I browsed a bit but didn't find anything helpful. I tried out commenting out some of the elements in sweep_config, but still got the same error.

Digging deeper I found that the source of the error is in the section where adding 'parameters' to self.sweep_config, i.e. commenting out the for loop for adding those parameters allowed it to pass:

def get_sweep_id(self):
        """
        Returns the sweep_id of a sweep created with the configuration specified in sweep_config and search_space.
        """
        # add default parameters from my_config into sweep_config, use 'values' as the key
        self.sweep_config['parameters'] = {}
        #for key, value in self.other_config.items():
        #    self.sweep_config['parameters'].update({key: {'values': [value]}})
        # update sweep_config with the parameters to be searched and their distributions
        self.sweep_config['parameters'].update(self.search_space)
        # create the sweep
        sweep_id = wandb.sweep(self.sweep_config, entity=self.entity_name, project=self.project_name)
        self.sweep_id = sweep_id

most probably there is something wrong with adding those parameters (format). I just put here this for info and picking up later (have to run to a meeting now).

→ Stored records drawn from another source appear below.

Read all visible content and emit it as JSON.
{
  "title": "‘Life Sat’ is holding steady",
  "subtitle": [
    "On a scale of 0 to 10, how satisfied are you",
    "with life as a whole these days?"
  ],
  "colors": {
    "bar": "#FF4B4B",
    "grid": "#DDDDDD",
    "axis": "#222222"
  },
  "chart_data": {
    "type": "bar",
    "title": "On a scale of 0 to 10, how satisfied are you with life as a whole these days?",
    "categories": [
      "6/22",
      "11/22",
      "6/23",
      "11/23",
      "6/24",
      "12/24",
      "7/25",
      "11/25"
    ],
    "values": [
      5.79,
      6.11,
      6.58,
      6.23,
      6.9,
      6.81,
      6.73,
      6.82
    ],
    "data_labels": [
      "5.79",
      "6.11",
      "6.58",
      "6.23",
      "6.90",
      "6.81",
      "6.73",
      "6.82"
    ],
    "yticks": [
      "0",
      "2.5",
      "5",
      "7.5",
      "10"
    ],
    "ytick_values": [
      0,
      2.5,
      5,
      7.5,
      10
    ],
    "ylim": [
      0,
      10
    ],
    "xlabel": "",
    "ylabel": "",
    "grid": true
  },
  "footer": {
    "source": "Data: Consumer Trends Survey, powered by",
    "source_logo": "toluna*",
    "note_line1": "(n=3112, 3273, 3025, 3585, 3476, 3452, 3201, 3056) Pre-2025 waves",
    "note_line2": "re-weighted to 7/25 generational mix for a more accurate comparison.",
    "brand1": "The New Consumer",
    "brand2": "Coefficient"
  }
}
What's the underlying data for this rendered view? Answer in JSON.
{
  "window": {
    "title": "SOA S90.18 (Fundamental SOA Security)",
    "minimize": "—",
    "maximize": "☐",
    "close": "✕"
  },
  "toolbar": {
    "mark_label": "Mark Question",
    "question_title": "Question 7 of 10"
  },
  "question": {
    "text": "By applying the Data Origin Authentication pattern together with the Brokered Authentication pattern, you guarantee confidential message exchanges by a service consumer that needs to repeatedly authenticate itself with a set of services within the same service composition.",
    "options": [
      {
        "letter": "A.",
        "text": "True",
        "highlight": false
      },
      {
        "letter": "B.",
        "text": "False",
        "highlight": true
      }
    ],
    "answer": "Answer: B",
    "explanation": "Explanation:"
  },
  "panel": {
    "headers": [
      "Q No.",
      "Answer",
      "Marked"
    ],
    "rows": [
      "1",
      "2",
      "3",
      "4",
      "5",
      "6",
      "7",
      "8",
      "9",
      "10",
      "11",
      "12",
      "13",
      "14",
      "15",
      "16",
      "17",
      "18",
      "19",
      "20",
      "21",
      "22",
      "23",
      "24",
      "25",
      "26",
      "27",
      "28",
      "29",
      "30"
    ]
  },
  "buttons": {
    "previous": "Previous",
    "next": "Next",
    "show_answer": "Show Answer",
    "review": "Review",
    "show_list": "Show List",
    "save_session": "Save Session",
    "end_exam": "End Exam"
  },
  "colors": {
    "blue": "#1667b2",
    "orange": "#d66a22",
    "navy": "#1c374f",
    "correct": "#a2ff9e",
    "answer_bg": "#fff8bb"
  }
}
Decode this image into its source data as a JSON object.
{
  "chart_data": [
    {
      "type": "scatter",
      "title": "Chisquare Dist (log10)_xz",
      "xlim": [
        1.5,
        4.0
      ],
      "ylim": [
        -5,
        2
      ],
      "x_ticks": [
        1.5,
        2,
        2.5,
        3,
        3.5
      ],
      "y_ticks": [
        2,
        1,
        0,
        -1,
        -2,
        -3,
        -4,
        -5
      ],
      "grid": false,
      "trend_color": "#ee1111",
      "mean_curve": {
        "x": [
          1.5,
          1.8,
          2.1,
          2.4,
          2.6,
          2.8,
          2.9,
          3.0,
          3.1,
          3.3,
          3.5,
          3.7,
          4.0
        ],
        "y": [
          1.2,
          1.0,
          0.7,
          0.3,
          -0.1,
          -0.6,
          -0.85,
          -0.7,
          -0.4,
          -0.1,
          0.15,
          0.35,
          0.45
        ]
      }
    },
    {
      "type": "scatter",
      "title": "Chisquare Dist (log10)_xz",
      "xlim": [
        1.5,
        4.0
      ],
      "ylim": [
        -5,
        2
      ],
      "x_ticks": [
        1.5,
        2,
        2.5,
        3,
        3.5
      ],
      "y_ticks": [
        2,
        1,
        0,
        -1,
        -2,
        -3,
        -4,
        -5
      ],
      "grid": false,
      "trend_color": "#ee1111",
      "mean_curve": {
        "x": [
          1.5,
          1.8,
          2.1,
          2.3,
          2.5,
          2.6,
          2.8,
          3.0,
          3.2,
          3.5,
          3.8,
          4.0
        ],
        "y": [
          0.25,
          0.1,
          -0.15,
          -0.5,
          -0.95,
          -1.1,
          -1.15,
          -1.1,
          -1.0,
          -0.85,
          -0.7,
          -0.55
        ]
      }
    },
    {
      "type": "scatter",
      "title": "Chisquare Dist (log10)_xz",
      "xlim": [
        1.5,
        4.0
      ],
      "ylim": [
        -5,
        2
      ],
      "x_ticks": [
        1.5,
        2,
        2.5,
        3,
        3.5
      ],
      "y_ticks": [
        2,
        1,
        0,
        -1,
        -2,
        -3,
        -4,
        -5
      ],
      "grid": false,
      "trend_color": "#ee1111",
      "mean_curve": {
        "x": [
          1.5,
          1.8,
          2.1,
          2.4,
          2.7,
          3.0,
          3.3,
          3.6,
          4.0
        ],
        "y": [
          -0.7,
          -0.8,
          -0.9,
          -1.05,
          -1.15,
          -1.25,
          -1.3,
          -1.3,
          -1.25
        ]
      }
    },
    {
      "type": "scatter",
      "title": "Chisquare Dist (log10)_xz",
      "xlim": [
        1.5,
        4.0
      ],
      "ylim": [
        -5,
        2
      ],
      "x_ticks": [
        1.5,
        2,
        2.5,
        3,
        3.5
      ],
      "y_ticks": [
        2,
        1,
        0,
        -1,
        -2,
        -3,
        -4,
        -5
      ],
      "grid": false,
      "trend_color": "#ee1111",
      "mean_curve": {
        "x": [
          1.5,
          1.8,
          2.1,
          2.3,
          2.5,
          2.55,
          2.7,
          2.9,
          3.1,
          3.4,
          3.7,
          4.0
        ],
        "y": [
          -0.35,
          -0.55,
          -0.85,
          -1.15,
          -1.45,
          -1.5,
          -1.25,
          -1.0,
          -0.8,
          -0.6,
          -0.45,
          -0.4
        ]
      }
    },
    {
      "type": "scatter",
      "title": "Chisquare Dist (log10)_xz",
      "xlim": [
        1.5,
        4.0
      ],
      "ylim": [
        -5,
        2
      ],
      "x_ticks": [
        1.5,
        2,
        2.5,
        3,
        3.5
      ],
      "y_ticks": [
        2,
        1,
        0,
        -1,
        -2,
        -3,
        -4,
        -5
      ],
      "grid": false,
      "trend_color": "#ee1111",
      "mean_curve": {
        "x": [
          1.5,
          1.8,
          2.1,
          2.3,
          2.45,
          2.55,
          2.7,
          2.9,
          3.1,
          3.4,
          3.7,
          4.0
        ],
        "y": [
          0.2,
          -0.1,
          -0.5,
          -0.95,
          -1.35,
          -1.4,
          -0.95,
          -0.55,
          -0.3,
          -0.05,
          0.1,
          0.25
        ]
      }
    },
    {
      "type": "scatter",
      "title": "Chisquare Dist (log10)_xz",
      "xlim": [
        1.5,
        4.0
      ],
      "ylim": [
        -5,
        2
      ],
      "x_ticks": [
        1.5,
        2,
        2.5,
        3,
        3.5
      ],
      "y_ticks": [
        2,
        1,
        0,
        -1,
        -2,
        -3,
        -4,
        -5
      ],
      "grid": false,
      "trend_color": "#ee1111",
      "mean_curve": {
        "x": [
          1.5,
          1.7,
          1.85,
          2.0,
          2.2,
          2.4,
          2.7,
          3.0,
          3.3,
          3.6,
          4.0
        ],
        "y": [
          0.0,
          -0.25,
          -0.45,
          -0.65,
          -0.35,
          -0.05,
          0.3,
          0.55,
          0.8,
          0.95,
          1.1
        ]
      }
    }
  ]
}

APJansen commented 9 months ago

I'm not sure but it could be the update, I would try creating the dictionary first in a separate variable and assigning it in one go to self.sweep_config['parameters'], something like

parameters = {}
for key, value in self.other_config.items():
    parameters.update({key: {'values': [value]}})
parameters.update(self.search_space)
self.sweep_config['parameters'] = parameters

If that doesn't fix it, there must be something wrong with one of the keys or values in this parameters dictionary, something wandb cannot deal with.

chyalexcheng commented 9 months ago

The problem was caused by three numpy arrays (input, params, and output) in self.other_config. It seems wandb cannot take them as part of the sweep configuration. However, another error occurs: somehow, these arrays get turned into strings when reloaded from get_best_run_from_sweep

best_run = sweep.best_run(order=order)
config = best_run.config

in module grainlearning.rnn.predict (line 46)

We can simply convert these strings back to arrays but this behavior is weird. Any idea why this is happening?